Solr has been able to produce JSON results for a long time, by adding wt=json to any query. A new capability has recently been added to allow indexing in JSON, as well as issuing other update commands such as deletes and commits.

All of the functionality that was available through XML update commands can now be given in JSON.
For example, you can index a document like so:


$ curl http://localhost:8983/solr/update/json -H 'Content-type:application/json' -d '
{
"add": {
"doc": {
"id" : "ISBN:978-0641723445",
"title" : "The Lightning Thief"
"author" : "Rick Riordan",
"series_t" : "Percy Jackson and the Olympians",
"cat" : ["book","hardcover"],
"genre_s" : "fantasy",
"pages_i" : 384
"price" : 12.50,
"inStock" : true,
"popularity" : 10
}
}
}'

Of course, if you want the doc to be visible, you must do a commit. This could have been done by adding a commit=true parameter to the URL in the previous command, or we could have added a commit command within the JSON itself. This time we’ll issue a separate commit command.

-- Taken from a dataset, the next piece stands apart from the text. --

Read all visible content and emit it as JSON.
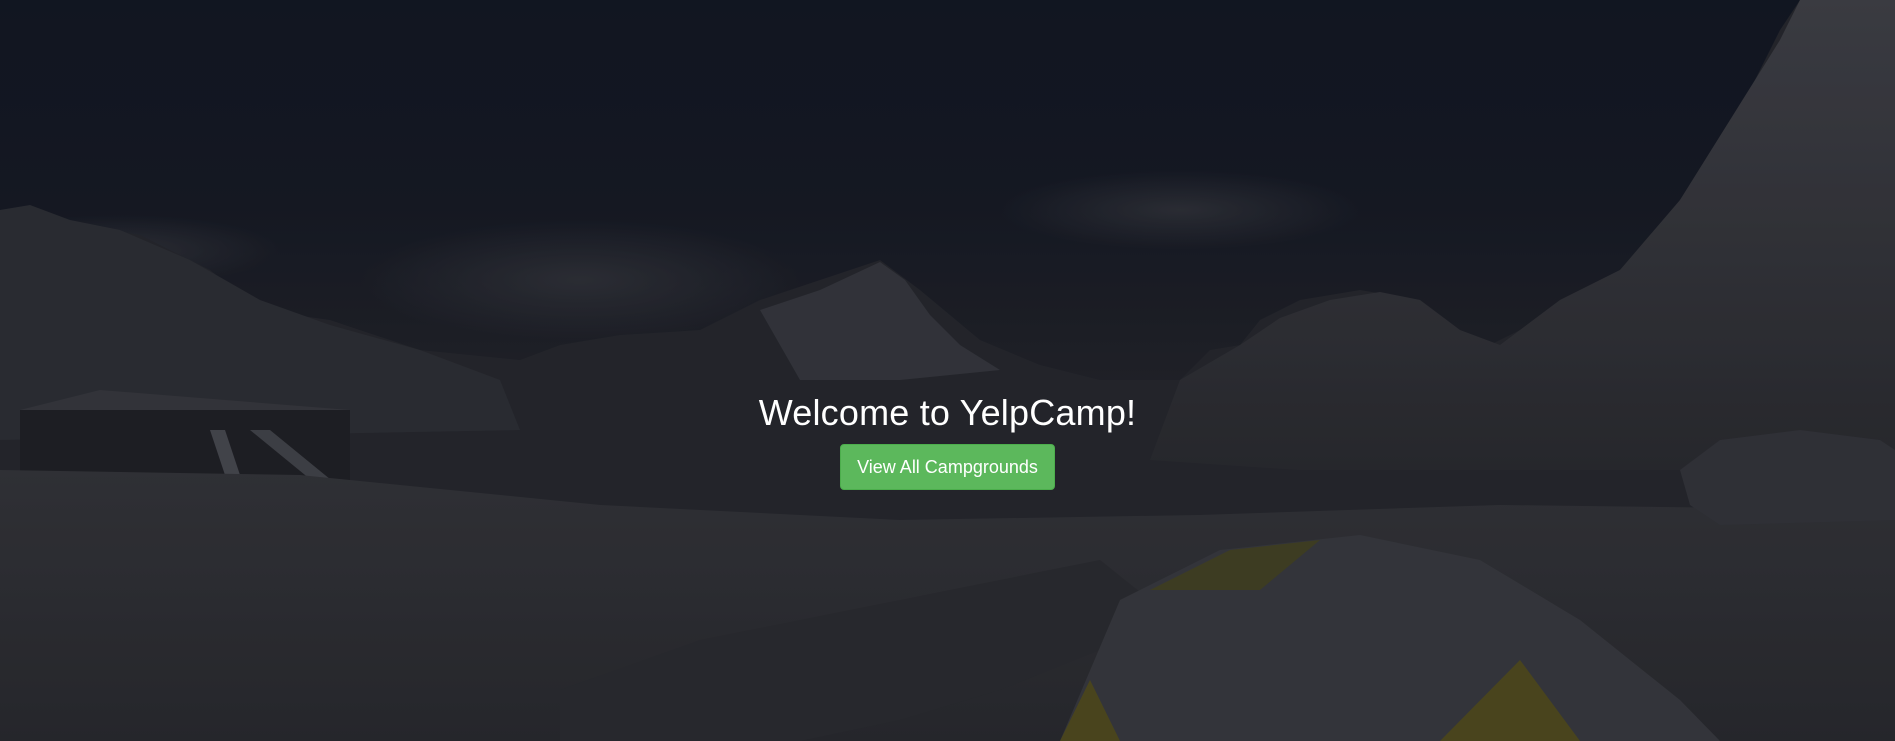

curl "http://localhost:8983/solr/update/json?commit=true"

And now, we can query the Solr index and verify the document has been correctly added (requesting the results in JSON of course!)

http://localhost:8983/solr/select?wt=json&indent=true&q=title:lightning

There’s more documentation on the Solr Wiki.
To use this functionality, you’ll need to use Lucidworks (our commercial version of Solr), or a recent Solr 3.1-dev or 4.0-dev nightly build.